Driving around downtown Livermore would theoretically be fine, but if I wanted to trek out to Walnut Creek, I’d have to bum a ride from someone, which sort of negates the independent lifestyle the manufacturer says (in paraphrase) it provides.
Don’t get me wrong. I know it’s new technology. It is only a start, and there are plans for a second version, drivable by joystick.
In concept, the Kenguru would definitely open a few doors, but I think it still needs time to gestate in the pouch. Having a single passenger seat, while it would add weight and cost, would be a start: for now.
I couldn’t find a price anywhere on the company’s website, beyond an assurance that it costs “a fraction of the cost of a modified van.” However, theverge.com states that the Kenguru is priced around $20,000, before incentives: it’s an electric car, so it’s green, remember.

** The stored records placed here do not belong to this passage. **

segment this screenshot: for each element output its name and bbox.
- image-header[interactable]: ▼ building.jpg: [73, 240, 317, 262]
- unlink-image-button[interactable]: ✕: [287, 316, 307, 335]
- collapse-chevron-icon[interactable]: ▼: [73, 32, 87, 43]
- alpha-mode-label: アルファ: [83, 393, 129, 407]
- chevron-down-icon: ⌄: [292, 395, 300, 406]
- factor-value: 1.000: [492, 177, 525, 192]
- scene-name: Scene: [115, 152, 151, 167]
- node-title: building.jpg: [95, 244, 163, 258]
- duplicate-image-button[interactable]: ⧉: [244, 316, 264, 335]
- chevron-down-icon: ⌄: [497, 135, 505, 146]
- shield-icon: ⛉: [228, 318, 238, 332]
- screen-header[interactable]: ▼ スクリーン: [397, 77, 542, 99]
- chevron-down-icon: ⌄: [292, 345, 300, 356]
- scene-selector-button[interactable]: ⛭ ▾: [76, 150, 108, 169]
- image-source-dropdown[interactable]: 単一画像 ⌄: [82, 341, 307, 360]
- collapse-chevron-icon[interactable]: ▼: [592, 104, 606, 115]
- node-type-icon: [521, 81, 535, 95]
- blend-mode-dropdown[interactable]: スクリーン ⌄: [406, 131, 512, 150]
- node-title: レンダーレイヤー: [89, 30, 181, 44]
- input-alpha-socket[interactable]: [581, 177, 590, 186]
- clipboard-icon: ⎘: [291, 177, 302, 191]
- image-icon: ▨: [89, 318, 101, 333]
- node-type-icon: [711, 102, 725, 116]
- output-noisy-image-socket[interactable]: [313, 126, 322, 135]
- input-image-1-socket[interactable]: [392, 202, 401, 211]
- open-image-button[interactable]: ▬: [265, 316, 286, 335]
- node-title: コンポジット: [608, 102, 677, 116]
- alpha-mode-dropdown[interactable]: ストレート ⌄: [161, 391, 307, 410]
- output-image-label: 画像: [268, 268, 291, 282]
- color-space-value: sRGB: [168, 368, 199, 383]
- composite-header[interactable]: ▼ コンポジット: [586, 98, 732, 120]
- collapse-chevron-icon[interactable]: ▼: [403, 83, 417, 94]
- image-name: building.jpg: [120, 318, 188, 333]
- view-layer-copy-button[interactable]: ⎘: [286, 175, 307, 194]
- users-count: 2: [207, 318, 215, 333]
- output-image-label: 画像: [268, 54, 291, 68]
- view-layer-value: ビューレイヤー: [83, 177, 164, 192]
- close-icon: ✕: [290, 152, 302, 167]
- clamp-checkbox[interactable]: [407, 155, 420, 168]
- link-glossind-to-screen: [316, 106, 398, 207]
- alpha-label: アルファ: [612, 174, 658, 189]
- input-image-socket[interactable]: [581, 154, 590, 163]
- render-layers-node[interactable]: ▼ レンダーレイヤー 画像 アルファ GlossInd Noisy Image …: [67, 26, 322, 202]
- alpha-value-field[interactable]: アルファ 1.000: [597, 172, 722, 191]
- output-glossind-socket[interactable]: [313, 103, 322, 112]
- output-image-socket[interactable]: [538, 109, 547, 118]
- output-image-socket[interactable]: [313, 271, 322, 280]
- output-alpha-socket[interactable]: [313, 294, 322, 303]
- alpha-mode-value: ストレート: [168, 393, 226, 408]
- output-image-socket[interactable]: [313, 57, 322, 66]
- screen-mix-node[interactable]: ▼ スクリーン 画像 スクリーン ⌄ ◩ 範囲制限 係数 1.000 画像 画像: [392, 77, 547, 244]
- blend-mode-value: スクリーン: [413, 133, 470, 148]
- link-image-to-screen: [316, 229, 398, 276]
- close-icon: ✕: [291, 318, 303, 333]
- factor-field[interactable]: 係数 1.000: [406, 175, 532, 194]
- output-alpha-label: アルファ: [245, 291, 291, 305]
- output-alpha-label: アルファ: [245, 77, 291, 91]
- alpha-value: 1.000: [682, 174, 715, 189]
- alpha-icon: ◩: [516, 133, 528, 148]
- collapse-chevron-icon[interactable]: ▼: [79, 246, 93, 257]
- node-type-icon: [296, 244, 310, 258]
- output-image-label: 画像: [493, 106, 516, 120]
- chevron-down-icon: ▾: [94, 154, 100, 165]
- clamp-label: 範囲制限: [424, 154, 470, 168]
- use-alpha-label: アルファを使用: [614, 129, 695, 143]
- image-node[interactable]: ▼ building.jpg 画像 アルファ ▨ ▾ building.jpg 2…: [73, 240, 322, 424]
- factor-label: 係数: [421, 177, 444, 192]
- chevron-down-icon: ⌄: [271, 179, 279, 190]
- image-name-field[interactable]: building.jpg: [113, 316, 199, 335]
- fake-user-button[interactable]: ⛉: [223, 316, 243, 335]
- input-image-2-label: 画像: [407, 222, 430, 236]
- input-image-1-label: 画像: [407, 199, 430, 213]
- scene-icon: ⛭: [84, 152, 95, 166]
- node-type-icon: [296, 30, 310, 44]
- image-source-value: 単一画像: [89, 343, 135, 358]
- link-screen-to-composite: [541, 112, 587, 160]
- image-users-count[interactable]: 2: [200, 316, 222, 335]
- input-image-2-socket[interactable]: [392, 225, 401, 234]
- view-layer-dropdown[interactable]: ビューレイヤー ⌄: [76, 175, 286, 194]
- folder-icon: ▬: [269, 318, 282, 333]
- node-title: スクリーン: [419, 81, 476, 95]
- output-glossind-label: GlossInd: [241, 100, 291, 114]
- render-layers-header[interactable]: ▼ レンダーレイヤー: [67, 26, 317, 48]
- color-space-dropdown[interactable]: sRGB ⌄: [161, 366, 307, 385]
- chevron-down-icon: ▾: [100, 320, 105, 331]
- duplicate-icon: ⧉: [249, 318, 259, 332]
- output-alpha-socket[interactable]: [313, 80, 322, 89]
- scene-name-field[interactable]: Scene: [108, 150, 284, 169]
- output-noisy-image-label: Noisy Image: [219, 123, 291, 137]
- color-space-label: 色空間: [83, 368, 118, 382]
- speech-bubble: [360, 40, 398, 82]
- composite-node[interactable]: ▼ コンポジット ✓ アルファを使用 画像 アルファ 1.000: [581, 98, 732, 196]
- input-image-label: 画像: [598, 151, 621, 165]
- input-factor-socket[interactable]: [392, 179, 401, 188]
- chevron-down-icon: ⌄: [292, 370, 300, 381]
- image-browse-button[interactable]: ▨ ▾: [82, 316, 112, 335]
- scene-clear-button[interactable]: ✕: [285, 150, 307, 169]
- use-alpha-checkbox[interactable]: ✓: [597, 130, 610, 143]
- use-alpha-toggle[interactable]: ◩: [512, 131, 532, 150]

Obviously, then, it’s definitely cheaper than a fully modified van, which is really nice. I’m still a little too skeptical about the safety and speed issues, though.
I’m going to keep my eyes on the company, because even though I don’t think the vehicle is quite ready for prime time yet, it’s got serious potential – and if they can get through these issues, there’s a large customer base waiting for its debut.
For now, I think I’m going to wait a bit before jumping for the Kenguru. As soon as all the kinks are worked out, I’ll be first in line. For now, though, you can stop sending me the video.